所以平均交货时间需要在第二步计算出第一步,订单日期+需要输入平均交货时间(以全天为单位),而不是NA。

so in a first step the average delivery time needs to be calculated an in the second step the order date + the average delivery time (in full days) needs to be entered instead of the NA´s

我已经尝试了一些[is.na(DB1 $ deliveryDate)],但不幸的是我不知道如何解决问题...

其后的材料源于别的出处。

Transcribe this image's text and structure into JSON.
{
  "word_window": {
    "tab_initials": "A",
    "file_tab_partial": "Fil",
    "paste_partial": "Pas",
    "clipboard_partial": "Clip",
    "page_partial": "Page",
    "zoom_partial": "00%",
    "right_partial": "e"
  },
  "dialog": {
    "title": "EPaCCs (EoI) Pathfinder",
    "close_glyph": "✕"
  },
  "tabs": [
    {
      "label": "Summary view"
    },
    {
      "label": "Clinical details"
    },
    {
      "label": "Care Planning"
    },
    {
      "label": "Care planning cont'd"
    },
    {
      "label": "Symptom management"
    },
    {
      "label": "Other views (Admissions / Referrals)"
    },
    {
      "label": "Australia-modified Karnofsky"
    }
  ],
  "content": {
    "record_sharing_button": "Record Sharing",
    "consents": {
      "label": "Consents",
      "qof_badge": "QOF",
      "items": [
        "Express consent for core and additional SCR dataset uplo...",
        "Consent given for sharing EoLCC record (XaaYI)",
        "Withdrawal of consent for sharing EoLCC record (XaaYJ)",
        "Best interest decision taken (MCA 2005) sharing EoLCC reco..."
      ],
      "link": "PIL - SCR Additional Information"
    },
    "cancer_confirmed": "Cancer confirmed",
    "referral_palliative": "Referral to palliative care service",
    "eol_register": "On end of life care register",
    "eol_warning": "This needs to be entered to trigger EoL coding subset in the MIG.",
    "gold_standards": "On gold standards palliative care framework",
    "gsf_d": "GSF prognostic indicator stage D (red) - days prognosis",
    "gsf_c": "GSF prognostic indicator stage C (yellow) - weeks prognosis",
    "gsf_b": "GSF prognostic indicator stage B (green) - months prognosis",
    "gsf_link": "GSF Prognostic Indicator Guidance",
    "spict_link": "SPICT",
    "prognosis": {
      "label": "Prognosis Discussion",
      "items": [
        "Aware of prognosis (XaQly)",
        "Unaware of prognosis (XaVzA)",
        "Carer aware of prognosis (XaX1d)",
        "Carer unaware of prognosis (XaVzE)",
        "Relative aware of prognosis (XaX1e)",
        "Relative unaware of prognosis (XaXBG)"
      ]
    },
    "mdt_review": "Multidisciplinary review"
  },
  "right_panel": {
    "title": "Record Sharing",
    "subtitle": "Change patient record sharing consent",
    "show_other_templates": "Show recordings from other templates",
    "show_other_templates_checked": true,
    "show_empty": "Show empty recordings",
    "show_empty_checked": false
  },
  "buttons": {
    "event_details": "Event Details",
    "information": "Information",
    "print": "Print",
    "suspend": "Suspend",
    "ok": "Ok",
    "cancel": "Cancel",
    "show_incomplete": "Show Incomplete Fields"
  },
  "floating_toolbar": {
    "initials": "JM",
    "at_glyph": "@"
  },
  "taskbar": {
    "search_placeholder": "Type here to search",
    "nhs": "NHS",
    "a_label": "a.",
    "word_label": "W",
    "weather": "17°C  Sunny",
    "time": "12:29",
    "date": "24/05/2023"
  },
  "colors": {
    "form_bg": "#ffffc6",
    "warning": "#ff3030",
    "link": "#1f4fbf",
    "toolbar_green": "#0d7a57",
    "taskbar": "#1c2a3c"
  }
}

I tried already a little with [is.na(DB1$deliveryDate)] but unfortunately I have no good idea how to solve the problem...

希望有人得到一个想法

推荐答案

你想做日期算术,并填写 deliveryDate 列,将日期间隔两天添加到 orderDate 列。 lubridate 为时间间隔提供便利功能,例如 days(),weeks(),months(),years(),hours(),minutes ,seconds()为此目的。
首先,您必须将(欧洲格式)的日期分析解析成R日期对象。

You want to do date-arithmetic, and fill NAs in deliveryDate column by adding a date-interval of two days to orderDate column. lubridate supplies convenience functions for time intervals like days(), weeks(), months(), years(), hours(), minutes(), seconds() for exactly that purpose. And first, you have to parse your (European-format) datestrings into R date objects.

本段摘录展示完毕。